FAST is excited to announce funding for its first Innovative Seed Grant, entitled “Hematopoietic stem cell mobilization, engineering, and engraftment without myeloablative conditioning,” awarded to Dr. Rachel Cunningham and Dr. Jennifer Adair. Dr. Adair is a Professor and Vice Chair in the Department of Genetic & Cellular Medicine at the University of Massachusetts, developing innovative, globally accessible treatments that engineer blood stem cells to combat genetic disorders, HIV, and cancers.
This grant is part of FAST’s commitment to Pillar 1, which aims to replace the missing or non-functional maternal copy of the UBE3A gene or protein in neurons of the brain. The Innovation Seed Grant program is designed to spark bold, groundbreaking research in Angelman syndrome by supporting high-risk, high-reward ideas that have the potential to transform both understanding and treatment of the disorder.
This project focuses on a novel approach using a patient’s own blood-forming stem cells (hematopoietic stem cells, or HSCs), which are modified outside the body to correct the genetic defect and then reinfused, without the need for chemotherapy-based conditioning. Current HSC gene therapies require complex, multi-day hospital stays and carry risks like immune suppression, which limits their use. This study aims to overcome those barriers by developing a same-day, non-chemotherapy, non-viral HSC gene therapy platform that is safer, faster, and more scalable.
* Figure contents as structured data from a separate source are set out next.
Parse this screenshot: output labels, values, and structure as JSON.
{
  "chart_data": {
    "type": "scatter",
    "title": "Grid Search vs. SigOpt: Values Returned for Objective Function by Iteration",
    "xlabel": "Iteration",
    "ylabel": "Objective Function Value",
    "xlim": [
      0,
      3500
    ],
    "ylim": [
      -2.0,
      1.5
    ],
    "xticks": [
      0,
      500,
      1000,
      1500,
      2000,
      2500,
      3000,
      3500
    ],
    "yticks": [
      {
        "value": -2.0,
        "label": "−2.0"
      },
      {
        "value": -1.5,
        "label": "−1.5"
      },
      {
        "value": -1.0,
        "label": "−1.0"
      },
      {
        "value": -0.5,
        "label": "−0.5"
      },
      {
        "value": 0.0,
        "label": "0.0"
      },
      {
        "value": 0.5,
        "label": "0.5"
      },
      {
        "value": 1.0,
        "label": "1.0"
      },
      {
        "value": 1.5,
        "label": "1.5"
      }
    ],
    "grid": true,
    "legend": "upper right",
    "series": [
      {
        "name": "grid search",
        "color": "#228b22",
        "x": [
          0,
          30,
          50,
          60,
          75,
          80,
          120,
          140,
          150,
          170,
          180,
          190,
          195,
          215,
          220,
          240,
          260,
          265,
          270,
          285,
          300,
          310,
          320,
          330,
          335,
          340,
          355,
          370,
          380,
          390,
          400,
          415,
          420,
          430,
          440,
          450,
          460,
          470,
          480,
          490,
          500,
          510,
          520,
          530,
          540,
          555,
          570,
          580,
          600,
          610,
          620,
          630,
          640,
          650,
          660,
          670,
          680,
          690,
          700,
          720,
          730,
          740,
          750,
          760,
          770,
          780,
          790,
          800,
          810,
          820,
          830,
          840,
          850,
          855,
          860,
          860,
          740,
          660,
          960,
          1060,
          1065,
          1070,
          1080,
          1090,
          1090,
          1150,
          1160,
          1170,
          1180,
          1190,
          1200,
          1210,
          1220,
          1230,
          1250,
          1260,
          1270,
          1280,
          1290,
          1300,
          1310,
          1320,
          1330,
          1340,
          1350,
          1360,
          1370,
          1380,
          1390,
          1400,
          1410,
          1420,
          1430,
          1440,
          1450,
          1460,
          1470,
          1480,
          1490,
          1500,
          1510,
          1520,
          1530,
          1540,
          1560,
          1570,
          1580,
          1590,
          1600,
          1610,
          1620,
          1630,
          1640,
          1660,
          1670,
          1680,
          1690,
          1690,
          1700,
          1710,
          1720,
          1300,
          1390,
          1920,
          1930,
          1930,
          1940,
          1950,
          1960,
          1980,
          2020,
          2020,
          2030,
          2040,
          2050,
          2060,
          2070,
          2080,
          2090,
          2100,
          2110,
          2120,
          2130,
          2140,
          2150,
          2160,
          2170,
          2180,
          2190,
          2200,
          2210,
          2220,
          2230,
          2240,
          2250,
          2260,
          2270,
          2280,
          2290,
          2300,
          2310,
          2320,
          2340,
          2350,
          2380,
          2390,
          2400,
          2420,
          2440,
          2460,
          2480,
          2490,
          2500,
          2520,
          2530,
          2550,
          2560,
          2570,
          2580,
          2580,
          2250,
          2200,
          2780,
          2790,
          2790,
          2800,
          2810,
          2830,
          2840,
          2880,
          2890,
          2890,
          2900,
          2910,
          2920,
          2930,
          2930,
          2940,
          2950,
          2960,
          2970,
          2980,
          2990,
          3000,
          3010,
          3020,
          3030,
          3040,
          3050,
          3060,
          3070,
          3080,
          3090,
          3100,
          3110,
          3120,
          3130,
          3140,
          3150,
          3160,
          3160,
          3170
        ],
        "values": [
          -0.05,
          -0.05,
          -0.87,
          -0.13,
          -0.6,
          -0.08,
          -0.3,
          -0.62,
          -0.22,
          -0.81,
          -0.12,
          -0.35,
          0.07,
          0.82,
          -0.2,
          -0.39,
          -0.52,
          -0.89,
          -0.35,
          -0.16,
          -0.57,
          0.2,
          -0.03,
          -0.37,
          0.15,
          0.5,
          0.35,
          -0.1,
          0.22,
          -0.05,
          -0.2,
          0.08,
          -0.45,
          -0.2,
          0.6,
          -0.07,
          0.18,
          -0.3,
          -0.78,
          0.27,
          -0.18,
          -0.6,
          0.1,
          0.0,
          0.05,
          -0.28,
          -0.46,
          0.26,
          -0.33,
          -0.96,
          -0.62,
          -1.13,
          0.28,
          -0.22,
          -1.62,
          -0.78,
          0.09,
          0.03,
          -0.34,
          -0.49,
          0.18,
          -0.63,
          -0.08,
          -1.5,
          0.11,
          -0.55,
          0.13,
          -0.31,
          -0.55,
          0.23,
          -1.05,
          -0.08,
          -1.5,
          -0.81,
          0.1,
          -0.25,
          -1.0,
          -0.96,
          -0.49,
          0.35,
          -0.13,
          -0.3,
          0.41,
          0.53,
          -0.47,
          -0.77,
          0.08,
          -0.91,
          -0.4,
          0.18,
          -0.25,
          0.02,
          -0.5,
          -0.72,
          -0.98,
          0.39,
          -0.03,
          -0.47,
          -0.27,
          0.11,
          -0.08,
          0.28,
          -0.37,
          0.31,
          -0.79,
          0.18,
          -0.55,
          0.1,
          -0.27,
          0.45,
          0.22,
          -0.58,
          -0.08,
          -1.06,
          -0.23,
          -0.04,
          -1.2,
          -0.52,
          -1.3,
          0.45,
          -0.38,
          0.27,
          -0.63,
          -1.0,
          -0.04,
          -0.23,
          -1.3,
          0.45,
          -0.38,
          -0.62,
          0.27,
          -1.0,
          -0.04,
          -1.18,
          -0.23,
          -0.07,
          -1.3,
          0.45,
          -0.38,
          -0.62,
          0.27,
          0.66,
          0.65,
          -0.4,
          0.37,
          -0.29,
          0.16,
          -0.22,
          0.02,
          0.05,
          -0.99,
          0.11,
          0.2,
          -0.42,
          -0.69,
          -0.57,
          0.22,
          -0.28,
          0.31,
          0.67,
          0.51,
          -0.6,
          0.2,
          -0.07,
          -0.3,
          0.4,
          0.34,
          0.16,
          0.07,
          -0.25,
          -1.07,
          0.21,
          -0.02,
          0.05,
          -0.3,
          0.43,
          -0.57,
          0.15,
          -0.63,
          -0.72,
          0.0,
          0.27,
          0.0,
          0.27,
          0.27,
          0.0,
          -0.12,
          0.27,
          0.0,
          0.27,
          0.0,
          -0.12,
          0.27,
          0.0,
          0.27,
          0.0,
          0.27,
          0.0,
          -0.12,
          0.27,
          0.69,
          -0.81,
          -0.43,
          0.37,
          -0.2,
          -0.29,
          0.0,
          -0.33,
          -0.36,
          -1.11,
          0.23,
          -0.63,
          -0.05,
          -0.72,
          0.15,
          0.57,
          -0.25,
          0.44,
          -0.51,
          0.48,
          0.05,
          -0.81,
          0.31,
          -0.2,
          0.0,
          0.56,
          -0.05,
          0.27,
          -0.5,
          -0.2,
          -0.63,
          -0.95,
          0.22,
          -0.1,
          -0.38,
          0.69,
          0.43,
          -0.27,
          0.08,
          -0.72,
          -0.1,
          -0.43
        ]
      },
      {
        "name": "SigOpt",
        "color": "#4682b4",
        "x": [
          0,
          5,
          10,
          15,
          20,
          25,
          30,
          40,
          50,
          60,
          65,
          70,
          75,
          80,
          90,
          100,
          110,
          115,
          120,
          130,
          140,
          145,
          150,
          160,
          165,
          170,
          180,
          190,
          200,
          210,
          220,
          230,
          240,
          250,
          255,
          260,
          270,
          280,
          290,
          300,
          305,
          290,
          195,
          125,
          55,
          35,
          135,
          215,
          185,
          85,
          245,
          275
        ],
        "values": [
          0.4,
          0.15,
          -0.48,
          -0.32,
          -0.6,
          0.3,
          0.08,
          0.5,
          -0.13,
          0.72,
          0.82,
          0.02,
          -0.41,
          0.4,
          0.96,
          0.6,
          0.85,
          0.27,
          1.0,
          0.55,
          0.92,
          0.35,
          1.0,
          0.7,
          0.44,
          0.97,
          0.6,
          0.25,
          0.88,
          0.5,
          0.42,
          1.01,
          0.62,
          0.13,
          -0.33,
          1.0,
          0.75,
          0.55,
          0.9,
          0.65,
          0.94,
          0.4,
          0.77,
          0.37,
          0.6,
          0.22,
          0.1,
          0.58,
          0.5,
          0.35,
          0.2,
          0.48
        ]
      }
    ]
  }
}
Researchers will first test combinations of stem cell mobilization agents to identify the most effective and rapid way to isolate a high number of HSCs. Then, they will use specially engineered gold nanoparticles carrying CRISPR gene-editing tools to edit the cells without the need for purification or freezing, simplifying the process and lowering costs. These treated cells will be reintroduced into mice to evaluate long-term safety and gene-editing effectiveness.
If successful, this strategy could eliminate major barriers to current HSC gene therapy delivery and lay the foundation for a next-generation, accessible treatment approach.